Here’s a very basic overview of bitcoin:

  1. Bitcoin is both a payment network (like Visa or Mastercard or Paypal), AND a currency (like a U.S. dollar, Euro, or British Pound) rolled into one. It is both a currency, a method of storing value, and a way to pay people electronically or in person, usually using a smartphone and QR code.
  2. Bitcoin is one of many new “Crypto-graphic Currencies”, and the most well known. Like any currency, these are largely based on faith in the recipient has of the value – if I offer you $100 U.S. Dollars, you are probably confident that will allow you to buy, say, 25 loaves of bread or fill your tank with gasoline, so you place value on this paper and have faith in it’s usability to get you other things you need in life, and thus we agree on it as a trading instrument, so that we don’t have to directly-trade and hope we need each other’s goods or services. There are currently over 400 other currencies, however, most experts (myself included) believe most of these will be gone in a few years, leaving only the top few – which are currently Bitcoin (#1), Ethereum (#2), and Ripple (#3). Each has technical differences in how they work, but they’re all in the same basic category.
  3. Coins are just a number. There’s no physical “coin” per se, that was just a name to help humans understand. A “Satoshi” is like a penny one could say – it is one hundred-millionth of a bitcoin. TIP: You can start small – throw in even $1 to get started. Coinbase will even give you a free tiny amount of bitcoin to get started.
  4. There’s no central server. It is like the internet, in that it is decentralized, hosted on millions of connected servers around the world. There is no one person, government, or company that controls it.
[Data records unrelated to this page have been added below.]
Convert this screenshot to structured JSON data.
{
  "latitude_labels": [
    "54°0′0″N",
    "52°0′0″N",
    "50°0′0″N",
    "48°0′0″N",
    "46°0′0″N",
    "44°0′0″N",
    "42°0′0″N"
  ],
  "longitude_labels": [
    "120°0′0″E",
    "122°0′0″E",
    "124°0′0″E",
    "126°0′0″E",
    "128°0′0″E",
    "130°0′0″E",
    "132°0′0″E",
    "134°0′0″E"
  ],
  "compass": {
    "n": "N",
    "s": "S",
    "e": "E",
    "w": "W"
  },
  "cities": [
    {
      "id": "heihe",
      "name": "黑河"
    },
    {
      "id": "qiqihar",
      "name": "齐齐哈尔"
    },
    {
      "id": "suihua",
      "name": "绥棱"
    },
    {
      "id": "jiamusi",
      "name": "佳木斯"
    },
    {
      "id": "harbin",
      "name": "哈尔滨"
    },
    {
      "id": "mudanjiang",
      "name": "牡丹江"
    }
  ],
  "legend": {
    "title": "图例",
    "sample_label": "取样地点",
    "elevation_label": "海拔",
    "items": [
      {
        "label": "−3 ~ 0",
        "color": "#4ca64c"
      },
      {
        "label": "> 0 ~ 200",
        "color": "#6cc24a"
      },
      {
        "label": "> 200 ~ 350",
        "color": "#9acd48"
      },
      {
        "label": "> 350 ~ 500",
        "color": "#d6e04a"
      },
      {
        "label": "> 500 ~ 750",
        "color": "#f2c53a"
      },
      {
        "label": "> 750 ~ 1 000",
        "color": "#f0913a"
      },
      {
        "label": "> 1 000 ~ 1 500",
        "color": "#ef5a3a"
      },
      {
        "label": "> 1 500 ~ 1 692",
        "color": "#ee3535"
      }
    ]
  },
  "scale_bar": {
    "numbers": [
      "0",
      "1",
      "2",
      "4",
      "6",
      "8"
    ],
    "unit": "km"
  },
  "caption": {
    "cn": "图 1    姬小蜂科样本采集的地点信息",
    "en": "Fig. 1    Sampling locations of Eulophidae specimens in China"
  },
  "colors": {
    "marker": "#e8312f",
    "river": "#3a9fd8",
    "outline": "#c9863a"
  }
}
This presents both tremendous opportunity and new problems, but like it, hate it, fear it, or embrace it, BitCoin and other Crypto-Currencies are here to stay.
  5. Bitcoin is “Push Money”, not “pull money” – like hard cash. There’s no chargebacks, no intermediary company holding your money. What “The Blockchain” does is create a public record of what wallet (a number – BitCoin can be anonymous) owns what “coins”, which is really just a unique prime number. This means when you get paid, you are 100% paid – the other person cannot charge back, cannot re-spend the money, etc. Reputable merchants will continue to stay reputable, so if you buy something in BitCoin and have a problem, it’s exactly the same as if you paid cash – you’d deal with that vendor or store or seller to resolve a situation the same as if you paid cash. That said, if dealing with shady sellers that are not trusted, assume you are paying in cash, and so it’s “Buyer Beware”. Like cash, you as a seller request money (i.e. tell the buyer a total), and they hand you cash – pushing the money to you. A credit card or debit card is “pull money”: you tell the middleman, a 3rd party (a bank, running on Visa / Mastercard / Amex / Discover) that you’re authorizing that other party to take money from your account, a set amount or approximate set amount in the case of restaurants (i.e. with a tip), and it technically takes about six months to fully “settle” i.e. the buyer could issue a chargeback or dispute the charge.
  6. The “Blockchain” is a public ledger of which wallet owns what “coins”. The big technical innovation is that this system creates a “spend-once” value system, and each transaction links to the previous – so nobody can fake or spoof a transaction that happened. Furthermore, it is decentralized, so for anyone to steal / fake / defraud the system, they would have to own more than 51% of the world’s bitcoin mining servers, which is no longer practical for even a government with billions of dollars. The blockchain makes it public record that wallet 123 owns coin 983, as a crude example.
  7. A “Wallet” is how you spend and receive bitcoin, and it contains 2 keys: A public key, which is how others know where / how to send money to you (your “address”), and a private secret key, which is how you send money to others. It is very very important your private key stays secret, but not lost. If you lose it, you lose the money (bitcoin) in that wallet!

If you want to get started easily, we recommend Coinbase (We’ll both get $10 in BTC free if you use this link), simply because it is the easiest, least-technical skills required way to start – click https://swiftcloud.ai/support/coinbase to get set up [Full disclosure: we get paid a tiny amount if you click that link, however, we use them ourselves and are recommending them regardless of whether we get paid]. Other exchanges vary by country but there are many, though none other are as easy to use.

Hopefully that helps. This is a complex world with rapid innovation, but presents a massive opportunity to get involved now because it’s still very very early. Some experts believe a single BitCoin will go over $1,000,000 per coin – so getting involved now may be comparable to staking a claim on the internet in 1998.

Relevant to adoption cycles: Currently (2017) < 1% of americans use bitcoin – which means it is transitioning from the land of the techy bleeding-edge types to “visionaries” and then to “pragmatists” and so on.